Dr. John Jaquish: The Dunning Kruger Study in 1986, compared people’s competence with their ability to gauge their own competence. So, the highly intelligent people, the highly competent people would have a performance level here and they would always underestimate the performance level slightly, because they had doubts. They know what they know and they know what they don’t know.
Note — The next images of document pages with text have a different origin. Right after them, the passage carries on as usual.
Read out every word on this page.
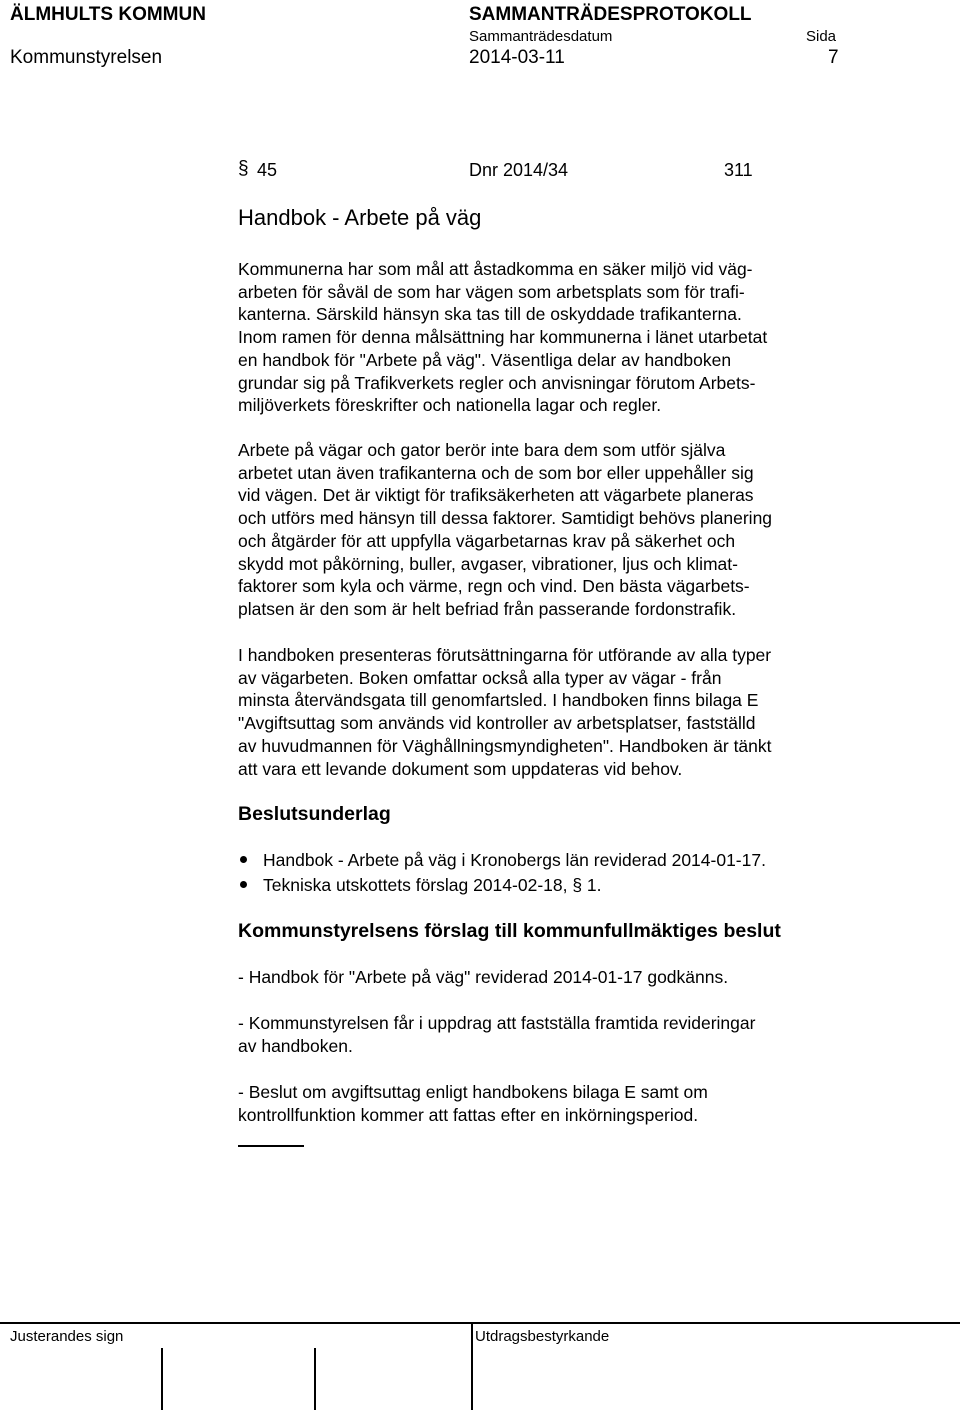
ÄLMHULTS KOMMUN	SAMMANTRÄDESPROTOKOLL
Sammanträdesdatum	Sida
Kommunstyrelsen	2014-03-11	7
§ 45	Dnr 2014/34	311
Handbok - Arbete på väg
Kommunerna har som mål att åstadkomma en säker miljö vid väg-
arbeten för såväl de som har vägen som arbetsplats som för trafi-
kanterna. Särskild hänsyn ska tas till de oskyddade trafikanterna.
Inom ramen för denna målsättning har kommunerna i länet utarbetat
en handbok för "Arbete på väg". Väsentliga delar av handboken
grundar sig på Trafikverkets regler och anvisningar förutom Arbets-
miljöverkets föreskrifter och nationella lagar och regler.
Arbete på vägar och gator berör inte bara dem som utför själva
arbetet utan även trafikanterna och de som bor eller uppehåller sig
vid vägen. Det är viktigt för trafiksäkerheten att vägarbete planeras
och utförs med hänsyn till dessa faktorer. Samtidigt behövs planering
och åtgärder för att uppfylla vägarbetarnas krav på säkerhet och
skydd mot påkörning, buller, avgaser, vibrationer, ljus och klimat-
faktorer som kyla och värme, regn och vind. Den bästa vägarbets-
platsen är den som är helt befriad från passerande fordonstrafik.
I handboken presenteras förutsättningarna för utförande av alla typer
av vägarbeten. Boken omfattar också alla typer av vägar - från
minsta återvändsgata till genomfartsled. I handboken finns bilaga E
"Avgiftsuttag som används vid kontroller av arbetsplatser, fastställd
av huvudmannen för Väghållningsmyndigheten". Handboken är tänkt
att vara ett levande dokument som uppdateras vid behov.
Beslutsunderlag
Handbok - Arbete på väg i Kronobergs län reviderad 2014-01-17.
Tekniska utskottets förslag 2014-02-18, § 1.
Kommunstyrelsens förslag till kommunfullmäktiges beslut
- Handbok för "Arbete på väg" reviderad 2014-01-17 godkänns.
- Kommunstyrelsen får i uppdrag att fastställa framtida revideringar
av handboken.
- Beslut om avgiftsuttag enligt handbokens bilaga E samt om
kontrollfunktion kommer att fattas efter en inkörningsperiod.
Justerandes sign	Utdragsbestyrkande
Michael: That’s a good way to be.
Dr. John Jaquish: Well, it’s a rule genetics are playing in us, because some people just, they just don’t have the marbles in their head. So, but being able to understand what you don’t know, and the problem is the less intelligent people don’t know what they don’t know. So, they think they know everything. And so, the people at the bottom of the intelligence scale believe they were the best performers. This is why the bottom 12 percentile group of intelligence is not allowed in the United States military, because these are the people who will shoot themselves or their fellow troops, they will crash crosstalk vehicles. Yeah, the bottom 12% are basically the only fit to hold a mop. And guess who the self appointed experts are on the internet?
Michael: Those people.
Dr. John Jaquish: Yes, That’s right. Don’t listen to the people who are giving advice on the internet.
Michael: No, don’t. Look-
Dr. John Jaquish: This is the hard fast rule, if anybody wants a meme don’t listen to internet commenters.
Michael: When I left a message on your Instagram and I said, “Would you come on to my podcasts?” I was amazed that you said yes. So, I’m very appreciative of that, I’m going to put all the links down below. The book is Weight Lifting is a Waste of Time and so is Cardio, and of course I’ll put a link to the X3 system down there too. And Dr. John Jaquish, it’s been an absolute pleasure talking to you I really enjoyed it.
Dr. John Jaquish: Thanks so much, this was great.
Michael: Hey, man, that was great. Thank you.
Dr. John Jaquish: Yeah, it was awesome.